If you have everything set up like this you won't have any problems


----------



## ccr

Amal_44 said:


> My account and credit card were created and used in the US, I didnt even live here. I still have a US computer which I connect the Kindle to. But when I go to put them in my cart a pop up comes up and says I cant buy them and deletes them from the cart. this happens with most, but not all, because I have been able to download a few. I will try again but I am pretty sure it has to do with my IP address.


Based on your post above this one, you were trying to buy eBooks that Amazon rejected. Correct ?

PM me the name & author of the book(s) and I will try with my account - to check for you if it is IP or settings.

Again, I have purchased hundreds of books from outside of US in the last years without ever had any problem.


----------



## Amal_44

ccr said:


> Based on your post above this one, you were trying to buy eBooks that Amazon rejected. Correct ?
> 
> PM me the name & author of the book(s) and I will try with my account - to check for you if it is IP or settings.
> 
> Again, I have purchased hundreds of books from outside of US in the last years without ever had any problem.

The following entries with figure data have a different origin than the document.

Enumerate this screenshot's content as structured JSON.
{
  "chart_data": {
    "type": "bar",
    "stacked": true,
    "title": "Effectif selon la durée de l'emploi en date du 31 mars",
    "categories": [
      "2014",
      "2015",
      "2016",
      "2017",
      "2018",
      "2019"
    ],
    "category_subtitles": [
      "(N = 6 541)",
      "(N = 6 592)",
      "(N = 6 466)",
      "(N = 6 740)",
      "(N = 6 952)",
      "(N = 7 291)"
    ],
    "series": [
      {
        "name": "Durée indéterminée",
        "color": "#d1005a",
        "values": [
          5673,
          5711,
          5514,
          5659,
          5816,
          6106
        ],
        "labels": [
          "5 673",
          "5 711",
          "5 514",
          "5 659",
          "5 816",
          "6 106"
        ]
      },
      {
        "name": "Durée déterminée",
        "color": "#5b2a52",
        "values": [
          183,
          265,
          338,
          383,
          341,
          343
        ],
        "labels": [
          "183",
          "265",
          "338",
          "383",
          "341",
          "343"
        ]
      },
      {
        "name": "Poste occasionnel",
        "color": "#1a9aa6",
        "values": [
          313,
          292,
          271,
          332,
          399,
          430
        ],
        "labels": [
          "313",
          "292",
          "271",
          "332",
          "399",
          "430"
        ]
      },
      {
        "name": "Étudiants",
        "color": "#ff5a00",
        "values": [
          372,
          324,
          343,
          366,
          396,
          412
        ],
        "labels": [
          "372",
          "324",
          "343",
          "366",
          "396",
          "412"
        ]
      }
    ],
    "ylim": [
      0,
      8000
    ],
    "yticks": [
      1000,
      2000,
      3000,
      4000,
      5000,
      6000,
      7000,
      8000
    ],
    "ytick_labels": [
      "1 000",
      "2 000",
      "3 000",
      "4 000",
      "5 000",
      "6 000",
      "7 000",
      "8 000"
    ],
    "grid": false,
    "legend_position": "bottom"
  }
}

will do, thanks very much!


----------



## zin

Sparkysair said:


> There are many discussions on the Amazon website about this issue, specifically relating to UK expats who live in Spain but the principle is the same for any country. Basically you need to make sure your Amazon account and Kindle are set up correctly. If you want to use amazon.co.uk:
> 
> 1) Register a UK credit or debit card
> 2) Register a UK postal address
> 3) Set up one-click purchasing
> 4) In 'Manage Your Kindle' make sure that you have your current country set to UK
> 
> If you have everything set up like this you won't have any problems


This doesn't explain how Virgin Megastore in the UAE are able to sell the Kindle as well as the Kindle Fire (which is U.S. only according to Amazon.com) here.


----------



## Jynxgirl

Is anyone a prime member (I am so woulndt be an added cost) and actually able to stream all the tv and movies direct from their normal router/wifi/internet who has the fire in hand??? I have to turn on the work around to make it look like I am in the usa at this point, and do so on my laptop and use an hdmi cable to my tv at this point. Hoping the fire just magically works.  I know, optimistic. But Fire has no port out to a tv is my understanding   Why didn't they include this, even if would of been ten bucks more would be worlds better especially with their amazon prime available catalogs??? UGGHHHH. 

Anyhow... I have come to the conclusion that I am going to have to buy a new vpn included router to use either the fire or my playbook for any type of normal streaming from the major sites I use (Hulu, Direct tv, etc). But curious if anyone is able to stream from the Fre in the uae direct from amazon with their prime account on their normal router? And any work around to stream it to their tv?


----------



## Mr Rossi

My wife got me the new Kindle Fire from Virgin Megastore here in the UAE for Christmas. She was sold by the assistant on the fact that it's an android tablet as well as a traditional content reader.

What Virgin are (obviously) not telling you is that this thing is locked into purchasing content from Amazon ie you have to use Amazon app store rather than the traditional Android market place. It's understandable, apparently Amazon are making these at a loss and intend to recoup/profit from selling content.

Here's the double whammy though - Amazon app store is not available in this region rendering the bulk of this 1000 AED machine useless. I wouldn't mind so much if it was some grey import job for a local store but it's little more than a scam from Virgin. I'm getting by with work arounds and side loading but can't help feel sorry for the less technically minded out there. In half a mind to try take it back myself, though I can imagine that would be a long fight.

Anyway be warned if you fancy one of these and it'll be the last dirham I ever spend in Virgin.


----------



## Jynxgirl

Thanks for that Rossi. That was the feedback (and what I figured was the case) I was looking for.


----------